ITC Statistical Tariff Breakout Categories Could Benefit Your Import/Export Business

February 27, 2013

Each year in April and August, the U.S. International Trade Commission (ITC) accepts requests to amend U.S. import and export classifications to provide more specific data on imported and exported goods. The resulting statistical classification provisions can allow companies to better monitor imports and exports for purposes of business planning, identifying market trends or even promoting industry-wide recycling and collection efforts. Companies that import or export goods to or from the U.S. should review the existing import and export classifications for those goods and their critical inputs, and consider whether additional statistical provisions could add value to the company’s business operations.

Each product that is imported into or exported from the U.S. must be identified under a specific provision of the Harmonized Tariff Schedule of the United States (for imports) or Schedule B (for exports). While many highly specific classifications exist, others are more general, corresponding to many products that may be considered quite different within the trade. Where classifications are general, import and export statistics will be also be general, depriving companies of the benefits of critical volume and pricing data for specific goods.  A statistical classification, however, allows that company to identify the specific type of product being imported or exported, permitting use of valuable volume and price data to identify market trends and to assist in business planning and other efforts. 

Under the ITC’s process for requesting statistical provisions, a party could request a new classification for imports or exports, or both.
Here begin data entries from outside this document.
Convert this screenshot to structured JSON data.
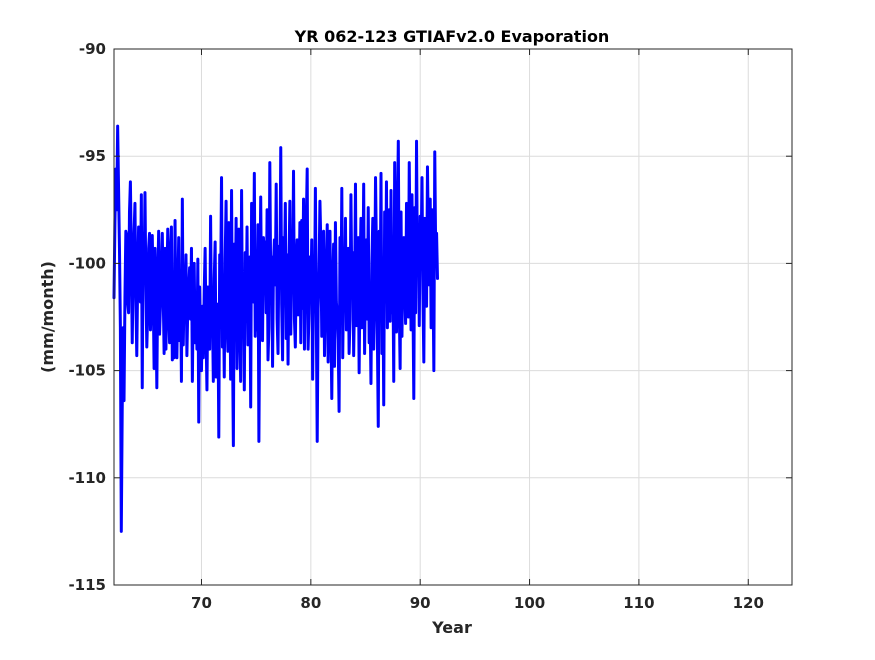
{
  "chart_data": {
    "type": "line",
    "title": "YR 062-123 GTIAFv2.0 Evaporation",
    "xlabel": "Year",
    "ylabel": "(mm/month)",
    "xlim": [
      62,
      124
    ],
    "ylim": [
      -115,
      -90
    ],
    "xticks": [
      70,
      80,
      90,
      100,
      110,
      120
    ],
    "xtick_labels": [
      "70",
      "80",
      "90",
      "100",
      "110",
      "120"
    ],
    "yticks": [
      -115,
      -110,
      -105,
      -100,
      -95,
      -90
    ],
    "ytick_labels": [
      "-115",
      "-110",
      "-105",
      "-100",
      "-95",
      "-90"
    ],
    "grid": true,
    "legend": "none",
    "series": [
      {
        "color": "#0000ff",
        "sampling": "monthly",
        "x_start": 62.0,
        "x_step": 0.08333,
        "values": [
          -101.6,
          -98.1,
          -95.6,
          -97.5,
          -93.6,
          -96.5,
          -99.3,
          -103.0,
          -112.5,
          -106.9,
          -103.0,
          -106.4,
          -101.6,
          -98.5,
          -98.7,
          -101.8,
          -102.3,
          -97.6,
          -96.2,
          -99.5,
          -103.7,
          -100.5,
          -98.6,
          -97.2,
          -101.7,
          -104.3,
          -100.7,
          -98.3,
          -101.5,
          -101.8,
          -96.8,
          -105.8,
          -98.6,
          -100.5,
          -96.7,
          -101.1,
          -103.9,
          -102.3,
          -99.3,
          -98.6,
          -103.1,
          -101.3,
          -98.7,
          -101.3,
          -104.9,
          -99.3,
          -101.8,
          -105.8,
          -100.8,
          -98.5,
          -103.3,
          -101.9,
          -100.2,
          -98.6,
          -101.5,
          -104.2,
          -99.3,
          -104.0,
          -101.1,
          -98.4,
          -102.2,
          -103.7,
          -99.6,
          -98.3,
          -104.5,
          -100.9,
          -104.4,
          -98.0,
          -103.5,
          -104.4,
          -101.4,
          -98.8,
          -103.6,
          -100.5,
          -105.5,
          -97.0,
          -103.8,
          -101.1,
          -101.5,
          -99.6,
          -104.3,
          -102.0,
          -101.2,
          -100.2,
          -102.6,
          -99.3,
          -105.5,
          -101.4,
          -100.0,
          -103.7,
          -101.4,
          -104.0,
          -99.8,
          -107.4,
          -101.1,
          -103.9,
          -105.0,
          -102.0,
          -104.4,
          -101.3,
          -99.3,
          -103.3,
          -105.9,
          -101.1,
          -102.0,
          -104.0,
          -97.8,
          -103.0,
          -102.2,
          -105.5,
          -100.7,
          -99.0,
          -105.3,
          -103.7,
          -101.9,
          -108.1,
          -99.6,
          -101.3,
          -96.0,
          -103.9,
          -101.2,
          -105.3,
          -99.8,
          -97.1,
          -102.6,
          -104.1,
          -98.1,
          -100.1,
          -105.4,
          -96.6,
          -103.6,
          -108.5,
          -99.1,
          -102.6,
          -97.9,
          -104.9,
          -101.6,
          -98.4,
          -102.5,
          -105.5,
          -96.6,
          -103.2,
          -100.9,
          -105.9,
          -99.5,
          -102.7,
          -98.3,
          -103.8,
          -100.5,
          -99.7,
          -106.7,
          -97.2,
          -101.2,
          -101.8,
          -95.8,
          -103.4,
          -101.1,
          -103.1,
          -98.2,
          -108.3,
          -101.4,
          -96.9,
          -102.1,
          -103.6,
          -98.8,
          -100.5,
          -99.0,
          -102.3,
          -97.5,
          -104.5,
          -103.0,
          -95.3,
          -101.0,
          -99.7,
          -104.8,
          -100.1,
          -98.9,
          -101.0,
          -96.3,
          -102.6,
          -104.2,
          -99.2,
          -100.9,
          -94.6,
          -101.9,
          -104.5,
          -98.8,
          -100.4,
          -97.2,
          -103.5,
          -99.6,
          -104.7,
          -100.1,
          -97.1,
          -103.3,
          -99.8,
          -101.3,
          -95.7,
          -102.6,
          -103.9,
          -100.0,
          -98.9,
          -102.4,
          -101.4,
          -98.1,
          -103.7,
          -98.0,
          -102.1,
          -97.0,
          -104.0,
          -100.7,
          -98.2,
          -95.6,
          -104.0,
          -102.3,
          -99.7,
          -101.6,
          -98.9,
          -105.4,
          -100.9,
          -101.7,
          -96.5,
          -102.4,
          -108.3,
          -102.1,
          -100.4,
          -97.1,
          -99.1,
          -103.4,
          -103.0,
          -98.5,
          -104.3,
          -101.9,
          -100.3,
          -98.2,
          -104.6,
          -100.8,
          -98.5,
          -102.7,
          -106.3,
          -101.2,
          -99.1,
          -104.8,
          -98.1,
          -101.8,
          -102.4,
          -103.6,
          -106.9,
          -98.8,
          -102.1,
          -96.5,
          -104.4,
          -100.5,
          -101.7,
          -97.9,
          -103.1,
          -101.4,
          -99.3,
          -104.2,
          -102.6,
          -96.8,
          -101.1,
          -99.5,
          -104.3,
          -101.5,
          -96.3,
          -102.9,
          -101.9,
          -98.8,
          -105.1,
          -100.5,
          -97.9,
          -103.0,
          -101.6,
          -96.3,
          -104.2,
          -100.2,
          -98.9,
          -102.6,
          -97.4,
          -103.7,
          -102.1,
          -105.6,
          -100.0,
          -97.9,
          -104.0,
          -101.5,
          -96.0,
          -99.5,
          -103.3,
          -107.6,
          -98.5,
          -102.3,
          -95.8,
          -104.2,
          -100.5,
          -106.6,
          -97.6,
          -101.8,
          -96.2,
          -103.0,
          -100.3,
          -97.5,
          -102.7,
          -96.6,
          -102.3,
          -100.0,
          -105.5,
          -95.3,
          -99.9,
          -103.2,
          -98.1,
          -94.3,
          -102.0,
          -104.9,
          -97.6,
          -103.4,
          -99.2,
          -98.8,
          -101.1,
          -102.8,
          -97.2,
          -100.5,
          -102.5,
          -95.3,
          -99.7,
          -103.1,
          -96.8,
          -101.4,
          -106.3,
          -97.4,
          -102.3,
          -94.3,
          -100.4,
          -98.2,
          -102.9,
          -97.8,
          -99.6,
          -96.0,
          -101.4,
          -104.6,
          -97.9,
          -99.4,
          -102.0,
          -95.5,
          -98.7,
          -101.0,
          -97.0,
          -103.0,
          -97.5,
          -100.4,
          -105.0,
          -94.8,
          -99.4,
          -98.6,
          -100.7
        ]
      }
    ]
  }
}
A statistical classification may benefit your company or industry if your company engages in the following:

  • Monitoring of imports or exports for planning and marketing purposes;
  • Identifying imports into the U.S. for anti-dumping or countervailing duty purposes;
  • Monitoring imports or exports of raw materials that comprise a significant amount of a product’s value;
  • Identifying imports or exports for recycling efforts; and
  • Coordinating industry-wide cooperative efforts towards a specific goal.

While statistical classifications can be extremely beneficial to companies, the ITC does not approve all requests.  For example, to prevent or avoid the disclosure of confidential business information, the ITC will generally not approve a proposed statistical category under which three or fewer importers or exporters would likely report shipments.  Furthermore, the ITC would likely not approve a statistical classification if it would be significantly difficult for the U.S. Customs and Boarder Protection to enforce the proper classification of goods within the provision.

Requests for statistical classifications effective as of July 1, 2014 must be submitted by April 1, 2013.